Berdasarkan beberapa ketentuan dalam peraturan perundang-undangan tersebut di atas memang masih tidak ditemui keseragaman mengenai usia dewasa seseorang, sebagian memberi batasan 21 (dua puluh satu) tahun, sebagian lagi 18 (delapan belas) tahun, bahkan ada yang 17 (tujuh belas) tahun. Ketidakseragaman ini juga kita temui dalam berbagai putusan hakim yang contohnya kami kutip dari buku Penjelasan Hukum Tentang Batasan Umur (Kecakapan dan Kewenangan Bertindak Berdasar Batasan Umur) terbitan NLRP berikut ini:

Putusan Pengadilan Negeri Palembang No. 96/1973/PN.Plg tanggal 24 Juli 1974 jis. Putusan Pengadilan Tinggi Sumatera Selatan di Palembang No. 41/1975/PT.PERDATA tanggal 14 Agustus 1975 (hal. 143), dalam amarnya majelis hakim memutuskan bahwa ayah berkewajiban untuk memberi nafkah kepada anak hasil perkawinan yang putus tersebut sampai anaknya berumur 21 tahun. Dalam hal ini, majelis hakim berpendapat bahwa seseorang yang belum berumur 21 tahun dianggap masih di bawah umur atau belum dewasa sehingga ayahnya berkewajiban untuk menafkahinya sampai anak tersebut berumur 21 tahun, suatu kondisi di mana anak tersebut telah dewasa, dan karenanya telah mampu bertanggung jawab penuh dan menjadi cakap untuk berbuat dalam hukum.
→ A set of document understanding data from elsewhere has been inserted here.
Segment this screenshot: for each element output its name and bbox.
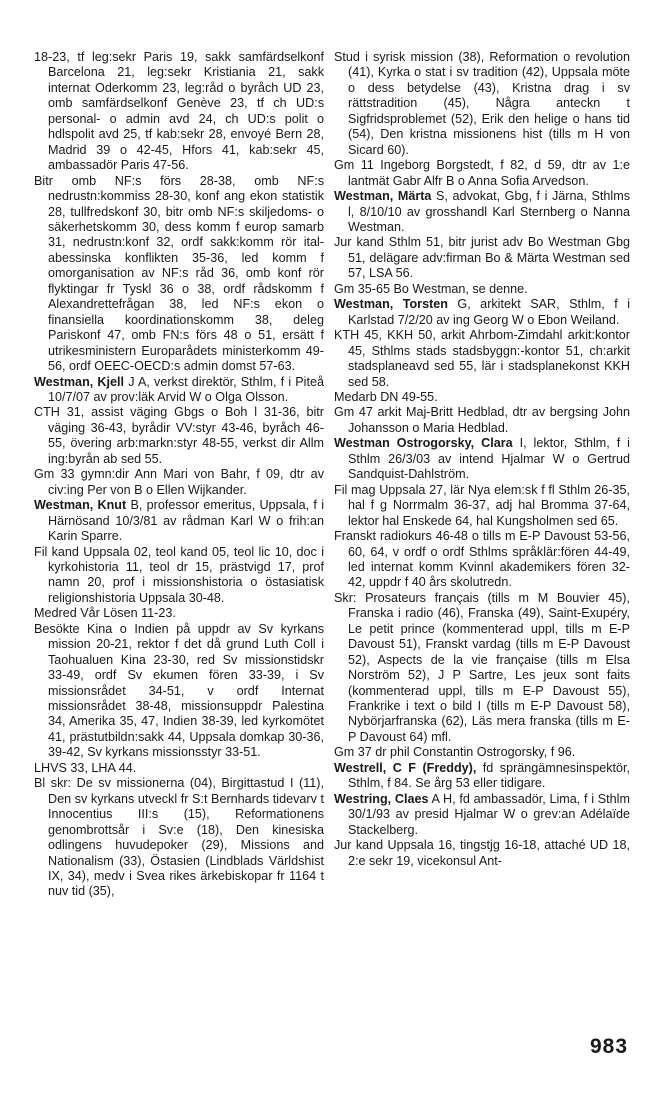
- entry-text: S, advokat, Gbg, f i Järna, Sthlms l, 8/10/10 av grosshandl Karl Sternberg o Nanna Westman.: [348, 189, 631, 234]
- entry-name: Westman, Kjell: [34, 374, 125, 389]
- entry-paragraph: Besökte Kina o Indien på uppdr av Sv kyrkans mission 20-21, rektor f det då grund Luth Coll i Taohualuen Kina 23-30, red Sv missionstidskr 33-49, ordf Sv ekumen fören 33-39, i Sv missionsrådet 34-51, v ordf Internat missionsrådet 38-48, missionsuppdr Palestina 34, Amerika 35, 47, Indien 38-39, led kyrkomötet 41, prästutbildn:sakk 44, Uppsala domkap 30-36, 39-42, Sv kyrkans missionsstyr 33-51.: [34, 621, 324, 760]
- entry-paragraph: CTH 31, assist väging Gbgs o Boh l 31-36, bitr väging 36-43, byrådir VV:styr 43-46, byråch 46-55, övering arb:markn:styr 48-55, verkst dir Allm ing:byrån ab sed 55.: [34, 405, 324, 466]
- biography-entry: [334, 297, 630, 328]
- entry-paragraph: Gm 37 dr phil Constantin Ostrogorsky, f 96.: [334, 745, 576, 760]
- entry-paragraph: Fil kand Uppsala 02, teol kand 05, teol lic 10, doc i kyrkohistoria 11, teol dr 15, prästvigd 17, prof namn 20, prof i missionshistoria o östasiatisk religionshistoria Uppsala 30-48.: [34, 544, 324, 605]
- right-column: [334, 50, 630, 869]
- entry-name: Westman, Knut: [34, 498, 127, 513]
- entry-name: Westman,: [334, 189, 394, 204]
- biography-entry: [334, 436, 630, 482]
- entry-text: A H, fd ambassadör, Lima, f i Sthlm 30/1/93 av presid Hjalmar W o grev:an Adélaïde Stackelberg.: [348, 791, 630, 837]
- entry-paragraph: Bl skr: De sv missionerna (04), Birgittastud I (11), Den sv kyrkans utveckl fr S:t Bernhards tidevarv t Innocentius III:s (15), Reformationens genombrottsår i Sv:e (18), Den kinesiska odlingens huvudepoker (29), Missions and Nationalism (33), Östasien (Lindblads Världshist IX, 34), medv i Svea rikes ärkebiskopar fr 1164 t nuv tid (35),: [34, 776, 324, 899]
- biography-entry: [334, 792, 630, 838]
- biography-entry: [334, 189, 630, 235]
- entry-paragraph: Gm 47 arkit Maj-Britt Hedblad, dtr av bergsing John Johansson o Maria Hedblad.: [334, 405, 630, 435]
- entry-given-name: Märta: [397, 189, 432, 204]
- entry-text: I, lektor, Sthlm, f i Sthlm 26/3/03 av intend Hjalmar W o Gertrud Sandquist-Dahlström.: [348, 436, 630, 482]
- entry-paragraph: Fil mag Uppsala 27, lär Nya elem:sk f fl Sthlm 26-35, hal f g Norrmalm 36-37, adj hal Bromma 37-64, lektor hal Enskede 64, hal Kungsholmen sed 65.: [334, 482, 630, 528]
- entry-given-name: C F (Freddy),: [392, 760, 477, 775]
- entry-paragraph: Jur kand Sthlm 51, bitr jurist adv Bo Westman Gbg 51, delägare adv:firman Bo & Märta Westman sed 57, LSA 56.: [334, 235, 630, 281]
- entry-name: Westring, Claes: [334, 791, 429, 806]
- entry-paragraph: Bitr omb NF:s förs 28-38, omb NF:s nedrustn:kommiss 28-30, konf ang ekon statistik 28, tullfredskonf 30, bitr omb NF:s skiljedoms- o säkerhetskomm 30, dess komm f europ samarb 31, nedrustn:konf 32, ordf sakk:komm rör ital-abessinska konflikten 35-36, led komm f omorganisation av NF:s råd 36, omb konf rör flyktingar fr Tyskl 36 o 38, ordf rådskomm f Alexandrettefrågan 38, led NF:s ekon o finansiella koordinationskomm 38, deleg Pariskonf 47, omb FN:s förs 48 o 51, ersätt f utrikesministern Europarådets ministerkomm 49-56, ordf OEEC-OECD:s admin domst 57-63.: [34, 173, 324, 374]
- entry-text: B, professor emeritus, Uppsala, f i Härnösand 10/3/81 av rådman Karl W o frih:an Karin Sparre.: [48, 498, 324, 544]
- entry-paragraph: Medred Vår Lösen 11-23.: [34, 606, 176, 621]
- entry-paragraph: Jur kand Uppsala 16, tingstjg 16-18, attaché UD 18, 2:e sekr 19, vicekonsul Ant-: [334, 838, 630, 868]
- entry-paragraph: Medarb DN 49-55.: [334, 389, 438, 404]
- entry-paragraph: Franskt radiokurs 46-48 o tills m E-P Davoust 53-56, 60, 64, v ordf o ordf Sthlms språklär:fören 44-49, led internat komm Kvinnl akademikers fören 32-42, uppdr f 40 års skolutredn.: [334, 529, 630, 590]
- entry-paragraph: Gm 33 gymn:dir Ann Mari von Bahr, f 09, dtr av civ:ing Per von B o Ellen Wijkander.: [34, 467, 324, 497]
- entry-name: Westrell,: [334, 760, 387, 775]
- entry-paragraph: 18-23, tf leg:sekr Paris 19, sakk samfärdselkonf Barcelona 21, leg:sekr Kristiania 21, sakk internat Oderkomm 23, leg:råd o byråch UD 23, omb samfärdselkonf Genève 23, tf ch UD:s personal- o admin avd 24, ch UD:s polit o hdlspolit avd 25, tf kab:sekr 28, envoyé Bern 28, Madrid 39 o 42-45, Hfors 41, kab:sekr 45, ambassadör Paris 47-56.: [34, 50, 324, 173]
- biography-entry: [34, 375, 324, 406]
- entry-paragraph: LHVS 33, LHA 44.: [34, 760, 137, 775]
- entry-paragraph: KTH 45, KKH 50, arkit Ahrbom-Zimdahl arkit:kontor 45, Sthlms stads stadsbyggn:-kontor 51, ch:arkit stadsplaneavd sed 55, lär i stadsplanekonst KKH sed 58.: [334, 328, 630, 389]
- entry-name: Westman Ostrogorsky, Clara: [334, 436, 513, 451]
- entry-text: fd sprängämnesinspektör, Sthlm, f 84. Se årg 53 eller tidigare.: [348, 760, 630, 791]
- left-column: [34, 50, 324, 900]
- page-number: 983: [590, 1035, 629, 1058]
- entry-text: G, arkitekt SAR, Sthlm, f i Karlstad 7/2/20 av ing Georg W o Ebon Weiland.: [348, 297, 631, 327]
- biography-entry: [34, 498, 324, 544]
- entry-paragraph: Gm 35-65 Bo Westman, se denne.: [334, 281, 528, 296]
- entry-paragraph: Stud i syrisk mission (38), Reformation o revolution (41), Kyrka o stat i sv tradition (42), Uppsala möte o dess betydelse (43), Kristna drag i sv rättstradition (45), Några anteckn t Sigfridsproblemet (52), Erik den helige o hans tid (54), Den kristna missionens hist (tills m H von Sicard 60).: [334, 50, 630, 157]
- biography-entry: [334, 761, 630, 792]
- entry-paragraph: Skr: Prosateurs français (tills m M Bouvier 45), Franska i radio (46), Franska (49), Saint-Exupéry, Le petit prince (kommenterad uppl, tills m E-P Davoust 51), Franskt vardag (tills m E-P Davoust 52), Aspects de la vie française (tills m Elsa Norström 52), J P Sartre, Les jeux sont faits (kommenterad uppl, tills m E-P Davoust 55), Frankrike i text o bild I (tills m E-P Davoust 58), Nybörjarfranska (62), Läs mera franska (tills m E-P Davoust 64) mfl.: [334, 590, 630, 744]
- entry-name: Westman, Torsten: [334, 297, 448, 312]
- entry-paragraph: Gm 11 Ingeborg Borgstedt, f 82, d 59, dtr av 1:e lantmät Gabr Alfr B o Anna Sofia Arvedson.: [334, 158, 630, 188]
- entry-text: J A, verkst direktör, Sthlm, f i Piteå 10/7/07 av prov:läk Arvid W o Olga Olsson.: [48, 374, 324, 404]
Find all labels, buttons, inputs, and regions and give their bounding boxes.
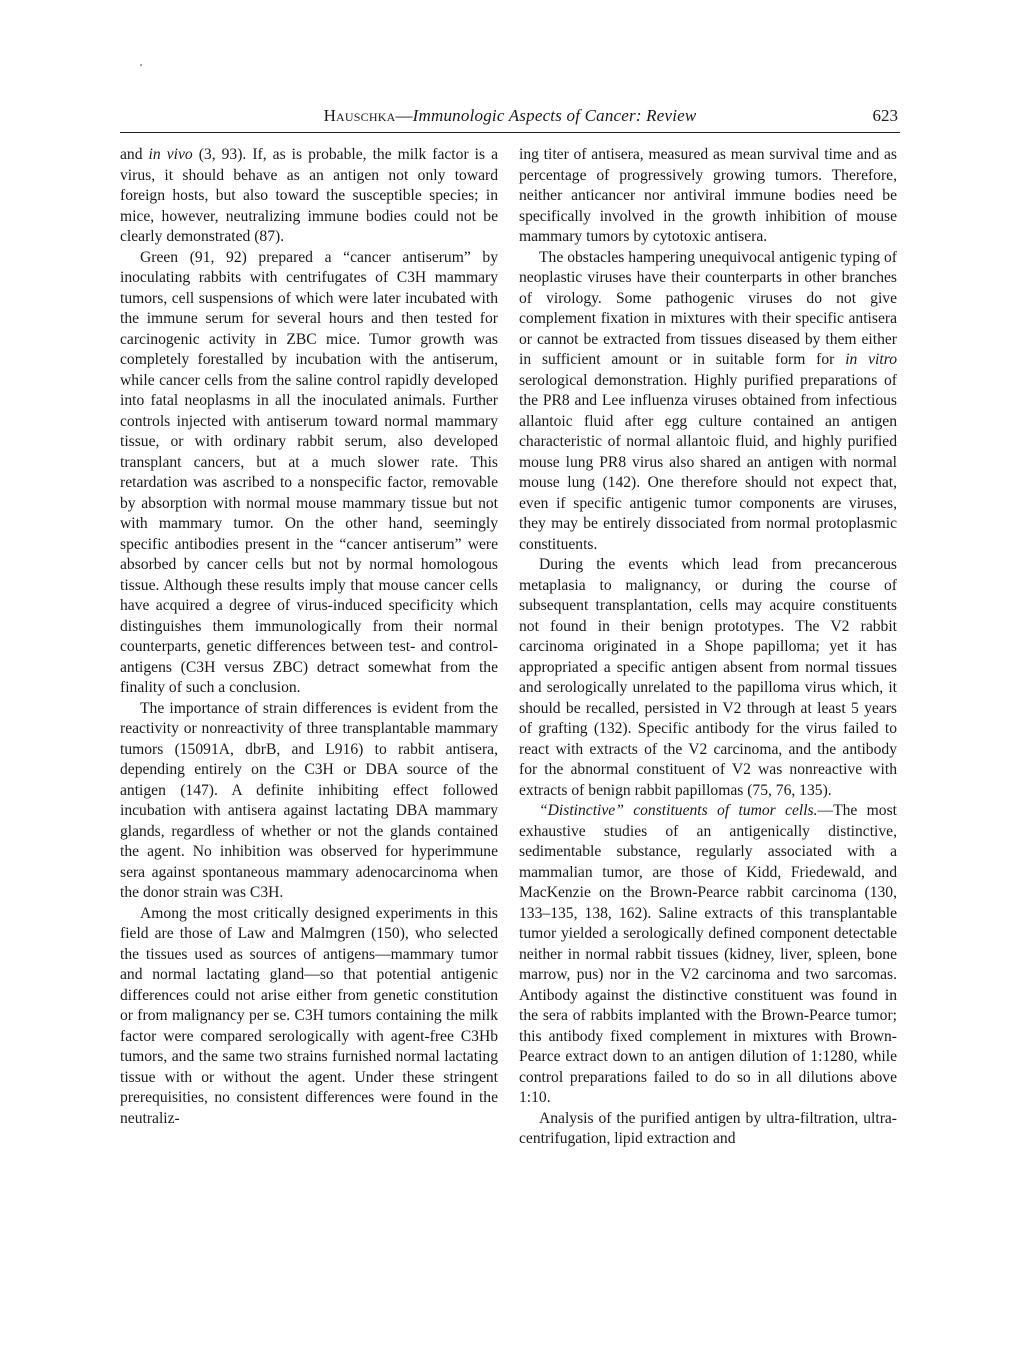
running-head-separator: — [395,106,413,125]
text-run: serological demonstration. Highly purified preparations of the PR8 and Lee influenza viruses obtained from infectious allantoic fluid after egg culture contained an antigen characteristic of normal allantoic fluid, and highly purified mouse lung PR8 virus also shared an antigen with normal mouse lung (142). One therefore should not expect that, even if specific antigenic tumor components are viruses, they may be entirely dissociated from normal protoplasmic constituents. [519,371,897,553]
paragraph: ing titer of antisera, measured as mean survival time and as percentage of progressively growing tumors. Therefore, neither anticancer nor antiviral immune bodies need be specifically involved in the growth inhibition of mouse mammary tumors by cytotoxic antisera. [519,146,897,245]
running-head-author: Hauschka [323,106,396,125]
running-head-title: Immunologic Aspects of Cancer: Review [412,106,697,125]
paragraph: The importance of strain differences is evident from the reactivity or nonreactivity of three transplantable mammary tumors (15091A, dbrB, and L916) to rabbit antisera, depending entirely on the C3H or DBA source of the antigen (147). A definite inhibiting effect followed incubation with antisera against lactating DBA mammary glands, regardless of whether or not the glands contained the agent. No inhibition was observed for hyperimmune sera against spontaneous mammary adenocarcinoma when the donor strain was C3H. [120,699,498,901]
right-column [519,145,897,1150]
running-title [120,106,900,126]
paragraph [519,801,897,1109]
italic-text: in vitro [845,351,898,368]
text-run: The obstacles hampering unequivocal antigenic typing of neoplastic viruses have their counterparts in other branches of virology. Some pathogenic viruses do not give complement fixation in mixtures with their specific antisera or cannot be extracted from tissues diseased by them either in sufficient amount or in suitable form for [519,248,897,368]
paragraph: Green (91, 92) prepared a “cancer antiserum” by inoculating rabbits with centrifugates of C3H mammary tumors, cell suspensions of which were later incubated with the immune serum for several hours and then tested for carcinogenic activity in ZBC mice. Tumor growth was completely forestalled by incubation with the antiserum, while cancer cells from the saline control rapidly developed into fatal neoplasms in all the inoculated animals. Further controls injected with antiserum toward normal mammary tissue, or with ordinary rabbit serum, also developed transplant cancers, but at a much slower rate. This retardation was ascribed to a nonspecific factor, removable by absorption with normal mouse mammary tissue but not with mammary tumor. On the other hand, seemingly specific antibodies present in the “cancer antiserum” were absorbed by cancer cells but not by normal homologous tissue. Although these results imply that mouse cancer cells have acquired a degree of virus-induced specificity which distinguishes them immunologically from their normal counterparts, genetic differences between test- and control-antigens (C3H versus ZBC) detract somewhat from the finality of such a conclusion. [120,248,498,696]
running-head [120,102,900,133]
paragraph [120,145,498,248]
paragraph: Among the most critically designed experiments in this field are those of Law and Malmgren (150), who selected the tissues used as sources of antigens—mammary tumor and normal lactating gland—so that potential antigenic differences could not arise either from genetic constitution or from malignancy per se. C3H tumors containing the milk factor were compared serologically with agent-free C3Hb tumors, and the same two strains furnished normal lactating tissue with or without the agent. Under these stringent prerequisities, no consistent differences were found in the neutraliz- [120,904,498,1127]
page-number: 623 [872,106,898,125]
paragraph [519,248,897,556]
text-run: —The most exhaustive studies of an antigenically distinctive, sedimentable substance, regularly associated with a mammalian tumor, are those of Kidd, Friedewald, and MacKenzie on the Brown-Pearce rabbit carcinoma (130, 133–135, 138, 162). Saline extracts of this transplantable tumor yielded a serologically defined component detectable neither in normal rabbit tissues (kidney, liver, spleen, bone marrow, pus) nor in the V2 carcinoma and two sarcomas. Antibody against the distinctive constituent was found in the sera of rabbits implanted with the Brown-Pearce tumor; this antibody fixed complement in mixtures with Brown-Pearce extract down to an antigen dilution of 1:1280, while control preparations failed to do so in all dilutions above 1:10. [519,802,897,1106]
text-run: (3, 93). If, as is probable, the milk factor is a virus, it should behave as an antigen not only toward foreign hosts, but also toward the susceptible species; in mice, however, neutralizing immune bodies could not be clearly demonstrated (87). [120,146,499,245]
paragraph: During the events which lead from precancerous metaplasia to malignancy, or during the course of subsequent transplantation, cells may acquire constituents not found in their benign prototypes. The V2 rabbit carcinoma originated in a Shope papilloma; yet it has appropriated a specific antigen absent from normal tissues and serologically unrelated to the papilloma virus which, it should be recalled, persisted in V2 through at least 5 years of grafting (132). Specific antibody for the virus failed to react with extracts of the V2 carcinoma, and the antibody for the abnormal constituent of V2 was nonreactive with extracts of benign rabbit papillomas (75, 76, 135). [519,556,897,799]
text-run: and [120,146,149,163]
section-run-in-heading: “Distinctive” constituents of tumor cells. [539,802,818,819]
paragraph: Analysis of the purified antigen by ultra-filtration, ultra-centrifugation, lipid extraction and [519,1109,897,1147]
left-column [120,145,498,1129]
italic-text: in vivo [148,146,193,163]
scan-speck [140,64,142,66]
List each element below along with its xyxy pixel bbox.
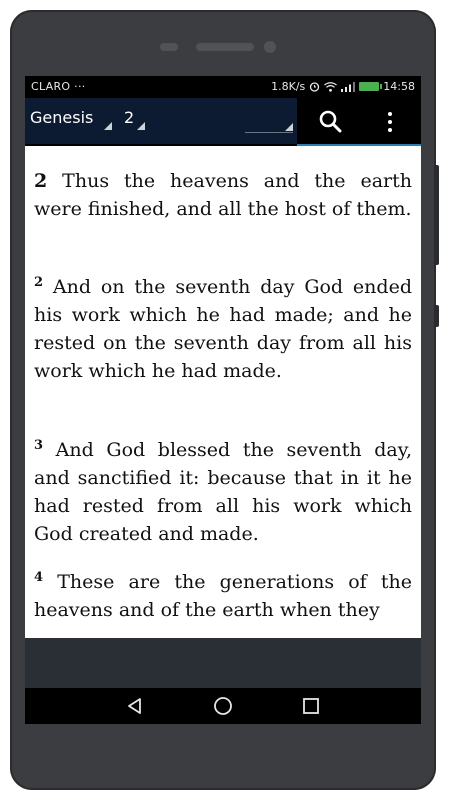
recents-square-icon [301, 696, 321, 716]
verse-reader[interactable] [25, 146, 421, 638]
chapter-label: 2 [124, 108, 135, 127]
verse-text: And on the seventh day God ended his work which he had made; and he rested on the seventh day from all his work which he had made. [34, 276, 412, 382]
overflow-menu-icon [388, 112, 392, 116]
earpiece-speaker [196, 43, 254, 51]
dropdown-arrow-icon [285, 123, 293, 131]
search-button[interactable] [315, 106, 347, 138]
home-circle-icon [212, 695, 234, 717]
recents-button[interactable] [281, 688, 341, 724]
system-nav-bar [25, 688, 421, 724]
clock: 14:58 [383, 80, 415, 93]
verse-number: 3 [34, 438, 44, 453]
dropdown-arrow-icon [137, 122, 145, 130]
book-selector[interactable] [30, 108, 93, 127]
home-button[interactable] [193, 688, 253, 724]
signal-icon [341, 82, 355, 92]
bottom-panel [25, 638, 421, 688]
verse-text: And God blessed the seventh day, and sanctified it: because that in it he had rested from all his work which God created and made. [34, 439, 412, 545]
verse-text: These are the generations of the heavens and of the earth when they [34, 571, 412, 621]
back-triangle-icon [125, 696, 145, 716]
status-bar [25, 76, 421, 98]
verse-number: 4 [34, 570, 44, 585]
verse-paragraph [25, 273, 421, 385]
volume-button [434, 165, 439, 265]
network-speed: 1.8K/s [271, 80, 306, 93]
verse-number: 2 [34, 170, 48, 192]
power-button [434, 305, 439, 327]
carrier-label: CLARO ··· [31, 80, 86, 93]
verse-paragraph [25, 568, 421, 624]
sensor-dot [160, 43, 178, 51]
status-icons [271, 80, 415, 93]
search-icon [315, 106, 347, 138]
dropdown-arrow-icon [104, 122, 112, 130]
wifi-icon [324, 82, 337, 92]
app-toolbar [25, 98, 421, 146]
alarm-icon [309, 81, 320, 92]
front-camera [264, 41, 276, 53]
verse-paragraph [25, 436, 421, 548]
verse-number: 2 [34, 275, 44, 290]
verse-paragraph [25, 167, 421, 223]
back-button[interactable] [105, 688, 165, 724]
verse-text: Thus the heavens and the earth were finished, and all the host of them. [34, 170, 412, 220]
book-label: Genesis [30, 108, 94, 127]
battery-icon [359, 82, 379, 91]
screen [25, 76, 421, 724]
overflow-menu-dot [388, 128, 392, 132]
verse-selector[interactable] [245, 132, 293, 133]
overflow-menu-dot [388, 120, 392, 124]
chapter-selector[interactable] [124, 108, 134, 127]
overflow-menu-button[interactable] [377, 106, 403, 138]
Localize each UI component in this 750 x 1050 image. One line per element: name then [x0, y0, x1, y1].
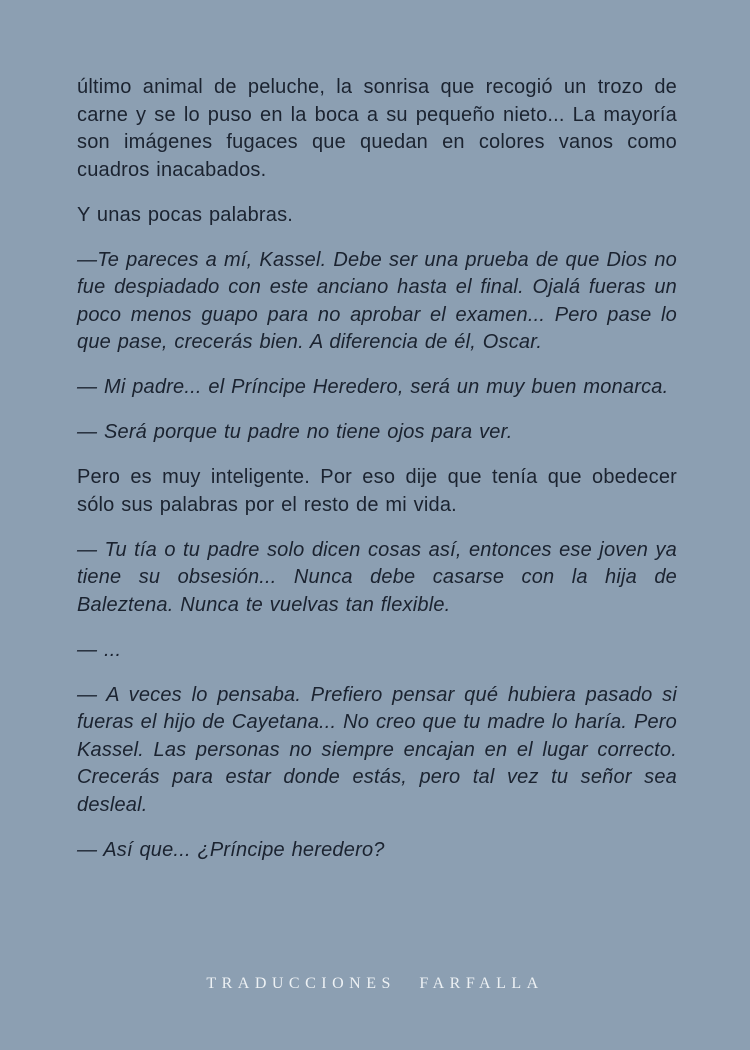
dialogue-paragraph: — Así que... ¿Príncipe heredero?: [77, 838, 385, 861]
narration-paragraph: Y unas pocas palabras.: [77, 203, 294, 226]
dialogue-paragraph: — Será porque tu padre no tiene ojos para ver.: [77, 421, 513, 443]
translator-credit: TRADUCCIONES FARFALLA: [206, 975, 544, 992]
text-column: [77, 74, 677, 882]
dialogue-paragraph: — A veces lo pensaba. Prefiero pensar qué hubiera pasado si fueras el hijo de Cayetana... No creo que tu madre lo haría. Pero Kassel. Las personas no siempre encajan en el lugar correcto. Crecerás para estar donde estás, pero tal vez tu señor sea desleal.: [77, 683, 677, 816]
dialogue-paragraph: —Te pareces a mí, Kassel. Debe ser una prueba de que Dios no fue despiadado con este anciano hasta el final. Ojalá fueras un poco menos guapo para no aprobar el examen... Pero pase lo que pase, crecerás bien. A diferencia de él, Oscar.: [77, 248, 677, 353]
dialogue-paragraph: — Tu tía o tu padre solo dicen cosas así, entonces ese joven ya tiene su obsesión... Nunca debe casarse con la hija de Baleztena. Nunca te vuelvas tan flexible.: [77, 538, 677, 616]
narration-paragraph: Pero es muy inteligente. Por eso dije que tenía que obedecer sólo sus palabras por el resto de mi vida.: [77, 466, 677, 516]
dialogue-paragraph: — ...: [77, 638, 122, 661]
narration-paragraph: último animal de peluche, la sonrisa que recogió un trozo de carne y se lo puso en la boca a su pequeño nieto... La mayoría son imágenes fugaces que quedan en colores vanos como cuadros inacabados.: [77, 76, 677, 181]
dialogue-paragraph: — Mi padre... el Príncipe Heredero, será un muy buen monarca.: [77, 376, 669, 398]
Dalam kasasi di Mahkamah Agung, dengan Putusan MA RI No.477/K/ Sip./1976 tanggal 2 November 1976, majelis hakim membatalkan putusan pengadilan tinggi dan mengadili sendiri, di mana dalam amarnya majelis hakim memutuskan bahwa ayah berkewajiban untuk memberian nafkah kepada anak hasil perkawinan yang putus tersebut sampai anaknya berumur 18 tahun. Majelis hakim berpendapat bahwa batasan umur anak yang berada di bawah kekuasaan orang tua atau perwalian ialah 18 tahun, bukan 21 Tahun. Dengan demikian, dalam umur 18 tahun, seseorang telah dianggap mampu mempertanggungjawabkan perbuatannya, dan karenanya menjadi cakap untuk berbuat dalam hukum. Keputusan ini tepat, mengingat Pasal 47 dan 50 UU No. 1 Tahun

1974 mengatur bahwa seseorang yang berada di bawah kekuasaan orang tua atau perwalian adalah yang belum berumur 18 tahun.

Penetapan Pengadilan Negeri Jakarta Timur No. 1 15/Pdt.P/2009/PN. Jaktim Tanggal 17 Maret 2009 (hal. 145). Hakim menggunakan pertimbangan bahwa batasan umur dewasa seseorang untuk cakap bertindak secara hukum mengacu pada Pasal 47 ayat (1) dan (2) UU No. 1 tahun 1974 tentang Perkawinan. Dengan mendasarkan pada Pasal 47 ayat (1) dan (2) UU No. 1 tahun 1974 tentang Perkawinan menunjukkan bahwa hakim berpendapat batasan umur yang digunakan sebagai parameter untuk menentukan kecakapan untuk berbuat dalam hukum adalah telah berumur 18 tahun.